Il a fait les arts déco de Strasbourg, mais ses œuvres ne ressemblent à rien de ce que vous avez pu voir jusqu'ici – on pourra tout au plus le rapprocher du mouvement dadaïste pour sa façon de réutiliser et de transformer des objets du quotidien, ou encore du mouvement surréaliste pour ses associations absurdes, libérées d'une quelconque raison.
Surtout, Sébastien Fritschy pratique, façon rococo, en mêlant objets contemporains et vieilleries de récupération, ce qu'on appelle l'art religieux, l'art sacré : nombre de ses créations incluent des icônes religieux, des vierges Marie notamment. « Un hommage à ma grand-mère espagnole catholique », confie-t-il.
© « Ex-Votto », smartphone dans une église, coque IPhone et ornements, 40 x 13cm, Mexico 2016. © Sébastien Fritschy
Aujourd'hui, trois ans après avoir fait ses armes à l'École supérieure des arts décoratifs de Strasbourg, il continue d'écumer les brocantes et Emmaüs à la recherche d'objets qu'il pourrait intégrer à ses créations. La récup et les associations insolites sont les mots d'ordre de son art pour le moins singulier.
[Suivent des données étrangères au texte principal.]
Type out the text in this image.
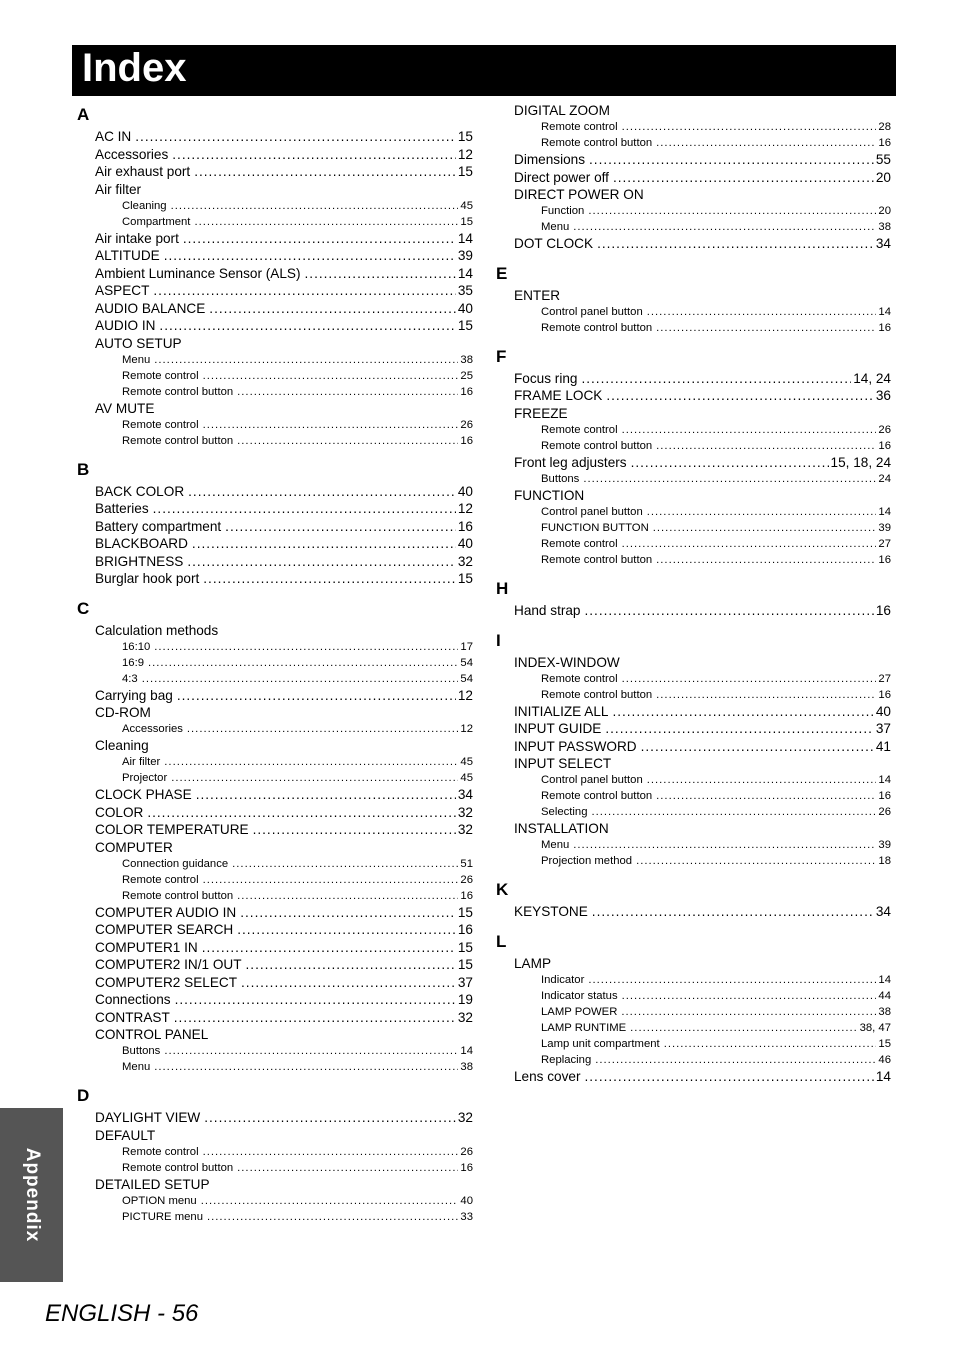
Index
A
AC IN .....	15
Accessories .....	12
Air exhaust port .....	15
Air filter
Cleaning .....	45
Compartment .....	15
Air intake port .....	14
ALTITUDE .....	39
Ambient Luminance Sensor (ALS) .....	14
ASPECT .....	35
AUDIO BALANCE .....	40
AUDIO IN .....	15
AUTO SETUP
Menu .....	38
Remote control .....	25
Remote control button .....	16
AV MUTE
Remote control .....	26
Remote control button .....	16
B
BACK COLOR .....	40
Batteries .....	12
Battery compartment .....	16
BLACKBOARD .....	40
BRIGHTNESS .....	32
Burglar hook port .....	15
C
Calculation methods
16:10 .....	17
16:9 .....	54
4:3 .....	54
Carrying bag .....	12
CD-ROM
Accessories .....	12
Cleaning
Air filter .....	45
Projector .....	45
CLOCK PHASE .....	34
COLOR .....	32
COLOR TEMPERATURE .....	32
COMPUTER
Connection guidance .....	51
Remote control .....	26
Remote control button .....	16
COMPUTER AUDIO IN .....	15
COMPUTER SEARCH .....	16
COMPUTER1 IN .....	15
COMPUTER2 IN/1 OUT .....	15
COMPUTER2 SELECT .....	37
Connections .....	19
CONTRAST .....	32
CONTROL PANEL
Buttons .....	14
Menu .....	38
D
DAYLIGHT VIEW .....	32
DEFAULT
Remote control .....	26
Remote control button .....	16
DETAILED SETUP
OPTION menu .....	40
PICTURE menu .....	33
DIGITAL ZOOM
Remote control .....	28
Remote control button .....	16
Dimensions .....	55
Direct power off .....	20
DIRECT POWER ON
Function .....	20
Menu .....	38
DOT CLOCK .....	34
E
ENTER
Control panel button .....	14
Remote control button .....	16
F
Focus ring .....	14, 24
FRAME LOCK .....	36
FREEZE
Remote control .....	26
Remote control button .....	16
Front leg adjusters .....	15, 18, 24
Buttons .....	24
FUNCTION
Control panel button .....	14
FUNCTION BUTTON .....	39
Remote control .....	27
Remote control button .....	16
H
Hand strap .....	16
I
INDEX-WINDOW
Remote control .....	27
Remote control button .....	16
INITIALIZE ALL .....	40
INPUT GUIDE .....	37
INPUT PASSWORD .....	41
INPUT SELECT
Control panel button .....	14
Remote control button .....	16
Selecting .....	26
INSTALLATION
Menu .....	39
Projection method .....	18
K
KEYSTONE .....	34
L
LAMP
Indicator .....	14
Indicator status .....	44
LAMP POWER .....	38
LAMP RUNTIME .....	38, 47
Lamp unit compartment .....	15
Replacing .....	46
Lens cover .....	14
Appendix
ENGLISH - 56
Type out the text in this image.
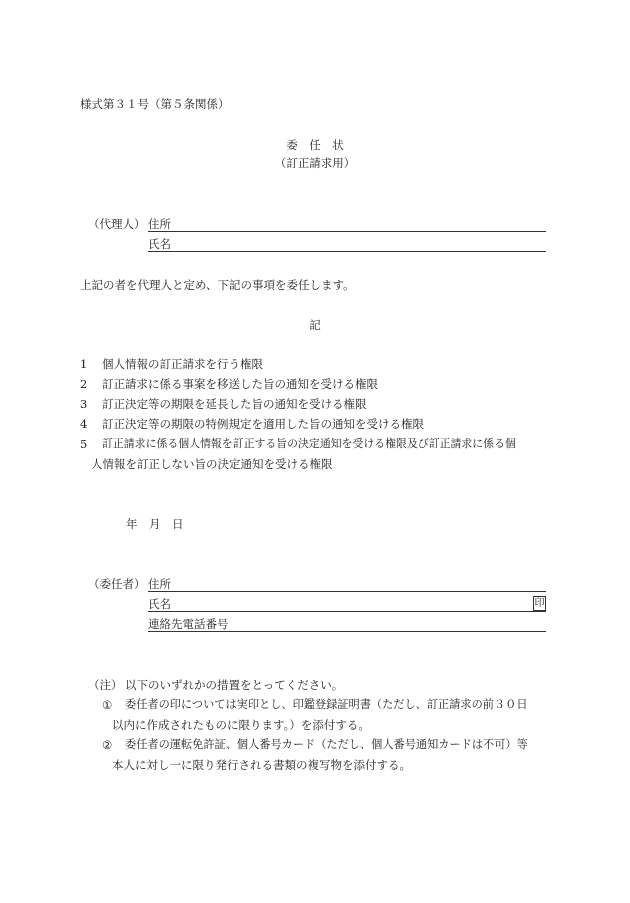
様式第３１号（第５条関係）
委　任　状
（訂正請求用）
（代理人） 住所
氏名
上記の者を代理人と定め、下記の事項を委任します。
記
1 個人情報の訂正請求を行う権限
2 訂正請求に係る事案を移送した旨の通知を受ける権限
3 訂正決定等の期限を延長した旨の通知を受ける権限
4 訂正決定等の期限の特例規定を適用した旨の通知を受ける権限
5 訂正請求に係る個人情報を訂正する旨の決定通知を受ける権限及び訂正請求に係る個
人情報を訂正しない旨の決定通知を受ける権限
年　月　日
（委任者） 住所
氏名	印
連絡先電話番号
（注） 以下のいずれかの措置をとってください。
① 委任者の印については実印とし、印鑑登録証明書（ただし、訂正請求の前３０日
以内に作成されたものに限ります。）を添付する。
② 委任者の運転免許証、個人番号カード（ただし、個人番号通知カードは不可）等
本人に対し一に限り発行される書類の複写物を添付する。
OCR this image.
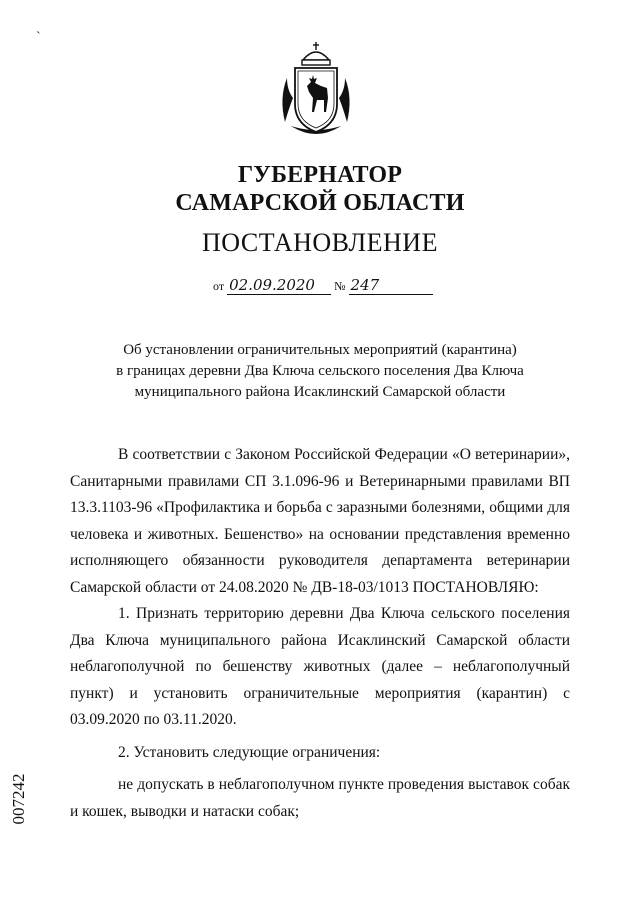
`
ГУБЕРНАТОР
САМАРСКОЙ ОБЛАСТИ
ПОСТАНОВЛЕНИЕ
от 02.09.2020 № 247
Об установлении ограничительных мероприятий (карантина)
в границах деревни Два Ключа сельского поселения Два Ключа
муниципального района Исаклинский Самарской области

В соответствии с Законом Российской Федерации «О ветеринарии», Санитарными правилами СП 3.1.096-96 и Ветеринарными правилами ВП 13.3.1103-96 «Профилактика и борьба с заразными болезнями, общими для человека и животных. Бешенство» на основании представления временно исполняющего обязанности руководителя департамента ветеринарии Самарской области от 24.08.2020 № ДВ-18-03/1013 ПОСТАНОВЛЯЮ:

1. Признать территорию деревни Два Ключа сельского поселения Два Ключа муниципального района Исаклинский Самарской области неблагополучной по бешенству животных (далее – неблагополучный пункт) и установить ограничительные мероприятия (карантин) с 03.09.2020 по 03.11.2020.

2. Установить следующие ограничения:

не допускать в неблагополучном пункте проведения выставок собак и кошек, выводки и натаски собак;

007242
Crânes et ossements d'animaux, pieds de lampes, miroirs, cuillères, perles, dentelle, coquillages, plumes, bijoux, figurines et petits jouets, tissus ou même micro-onde : si, les choses annoncées comme ça, on pense à une immense pagaille, il n'est pas exagéré de dire que Sébastien Fritschy, à coups d'assemblages, change ce qu'il touche en merveilles. Et toujours en mêlant habilement vieilles choses et objets récents, brouillant la frontière entre les époques.
Une inspiration qui date de l'enfance
© Sébastien Fritschy
Et quand on lui demande d'où vient son inspiration, il a la modestie sincère de ceux pour lesquels l'art est naturel : difficile d'y mettre des mots. En oiseau de nuit, il explique qu'il veille régulièrement jusqu'au matin quand il crée. « À tel point que ça m'embête de devoir m'arrêter pour manger ou dormir : ça devient une perte de temps », ajoute-t-il.
En creusant un peu, Sébastien décèle un début de raison à son inspiration dans son enfance : il explique avoir été traumatisé et très marqué par un déménagement. Il se souvient : « Nous habitions dans une maison traditionnelle, à la décoration chaleureuse. Mes parents ont voulu en changer pour une maison moderne, impersonnelle, type Ikéa. » Il continue :
« Quand ma grand-mère espagnole est décédée, j'ai récupéré ses affaires. C'est là que j'ai commencé à assembler des objets entre eux. Je devais avoir 13 ou 14 ans. »
C'est un voyage de plusieurs mois au Mexique qui achèvera de peaufiner la patte de Sébastien Fritschy : les créations chargées, aux couleurs criardes, brillantes, et l'importance de l'or et des figures sacrées prennent une place considérable dans ses œuvres. « Je suis revenu du Mexique avec des valises remplies de paillettes... », se rappelle l'artiste.
C'est aussi là-bas qu'il aura l'idée de créer sa série de coques de téléphone façon art sacré (voir l'image en haut de l'article) : « Je suis allé dans une église, et j'ai vu une femme agenouillée, la tête baissée vers ses mains jointes. En m'approchant, je me suis rendu compte qu'elle ne se recueillait pas, mais avait les yeux rivés sur son smartphone. »
« Vélo Roccoco », fer à béton, tissus et ornements divers, 240 x 100 x 180 cm, 2017. © Sébastien Fritschy
Aujourd'hui, Sébastien Fritschy dédie son temps libre à la création, mais rêve de pouvoir travailler en tant que costumier pour les opéras. Aussi doué en couture qu'en assemblage, il a déjà réalisé une tenue pour une danseuse burlesque, une besace Chanel en sachet poubelle ou encore une veste, actuellement exposée au Palais-Royal de Paris.
En attendant de pouvoir admirer ses créations superbement rocambolesques lors d'une exposition strasbourgeoise (on espère !), nul doute qu'il sera bientôt reconnu pour ses œuvres à nulles autres pareilles.